Book description
In 1540 Francisco Vázquez de Coronado, the governor of Nueva Galicia
in western Mexico, led an expedition of reconnaissance and expansion
to a place called Cíbola, far to the north in what is now New Mexico.
The essays collected in this book bring multidisciplinary expertise to
the study of that expedition. Although scholars have been examining
the Coronado expedition for over 460 years, it left a rich documentary
record that still offers myriad research opportunities from a variety
of approaches.
Volume contributors are from a range of disciplines including
history, archaeology, Latin American studies, anthropology, astronomy,
and geology. Each addresses as aspect of the Coronado Expedition from
the perspectives of his/her field, examining topics that include
analyses of Spanish material culture in the New World; historical
documentation of finances, provisioning, and muster rolls; Spanish
exploration in the Borderlands; Native American contact with Spanish
explorers; and determining the geographic routes of the Expedition.

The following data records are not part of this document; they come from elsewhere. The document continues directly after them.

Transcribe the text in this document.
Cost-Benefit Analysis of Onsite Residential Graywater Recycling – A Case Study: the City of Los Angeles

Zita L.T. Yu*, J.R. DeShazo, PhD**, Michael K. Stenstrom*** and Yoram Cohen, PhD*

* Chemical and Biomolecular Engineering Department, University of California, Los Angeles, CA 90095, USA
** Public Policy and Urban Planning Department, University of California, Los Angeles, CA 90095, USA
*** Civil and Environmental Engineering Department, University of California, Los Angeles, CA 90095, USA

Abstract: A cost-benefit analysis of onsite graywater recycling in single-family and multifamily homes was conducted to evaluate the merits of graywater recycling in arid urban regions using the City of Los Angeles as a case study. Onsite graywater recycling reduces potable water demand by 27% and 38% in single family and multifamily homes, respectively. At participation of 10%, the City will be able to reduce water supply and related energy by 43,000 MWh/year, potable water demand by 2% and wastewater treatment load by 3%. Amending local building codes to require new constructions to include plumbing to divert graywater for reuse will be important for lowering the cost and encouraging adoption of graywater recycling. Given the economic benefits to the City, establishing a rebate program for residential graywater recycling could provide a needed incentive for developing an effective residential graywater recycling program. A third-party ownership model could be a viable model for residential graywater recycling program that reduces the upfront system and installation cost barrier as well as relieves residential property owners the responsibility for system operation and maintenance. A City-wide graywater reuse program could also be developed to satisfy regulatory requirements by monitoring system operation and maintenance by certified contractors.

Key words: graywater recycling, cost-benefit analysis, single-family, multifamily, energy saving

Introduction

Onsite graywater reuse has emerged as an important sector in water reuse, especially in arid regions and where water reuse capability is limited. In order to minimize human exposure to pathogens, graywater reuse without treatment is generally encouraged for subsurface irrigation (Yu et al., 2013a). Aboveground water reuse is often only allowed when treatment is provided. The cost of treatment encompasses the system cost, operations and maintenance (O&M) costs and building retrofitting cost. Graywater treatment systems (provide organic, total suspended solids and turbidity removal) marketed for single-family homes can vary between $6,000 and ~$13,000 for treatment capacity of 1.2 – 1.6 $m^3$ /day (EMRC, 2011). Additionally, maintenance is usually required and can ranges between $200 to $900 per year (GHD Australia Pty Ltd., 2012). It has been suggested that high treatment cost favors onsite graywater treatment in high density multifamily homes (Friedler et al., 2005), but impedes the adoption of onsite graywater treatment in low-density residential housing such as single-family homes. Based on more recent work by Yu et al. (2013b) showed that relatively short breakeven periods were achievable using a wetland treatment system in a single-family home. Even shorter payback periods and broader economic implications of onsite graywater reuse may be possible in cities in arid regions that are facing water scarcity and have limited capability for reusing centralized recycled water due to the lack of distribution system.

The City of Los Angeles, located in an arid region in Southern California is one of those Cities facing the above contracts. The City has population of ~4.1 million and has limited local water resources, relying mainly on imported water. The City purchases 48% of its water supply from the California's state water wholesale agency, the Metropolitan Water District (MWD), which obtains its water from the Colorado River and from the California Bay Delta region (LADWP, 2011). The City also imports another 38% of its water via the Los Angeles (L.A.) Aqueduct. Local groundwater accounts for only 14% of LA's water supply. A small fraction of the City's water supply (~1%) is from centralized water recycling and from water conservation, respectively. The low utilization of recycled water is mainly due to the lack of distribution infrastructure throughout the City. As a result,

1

Richard Flint is the author of No Settlement, No
Conquest, The Coronado Expedition: From the Distance of 460
Years (UNM Press); Great Cruelties Have Been Reported: The 1544
Investigation of the Coronado Expedition; and The Coronado
Expedition to Tierra Nueva.
Shirley Cushing Flint is the co-editor and author of
numerous articles and books. Her latest book project is No Mere
Shadow: Faces of Widowhood in Early Colonial Mexico.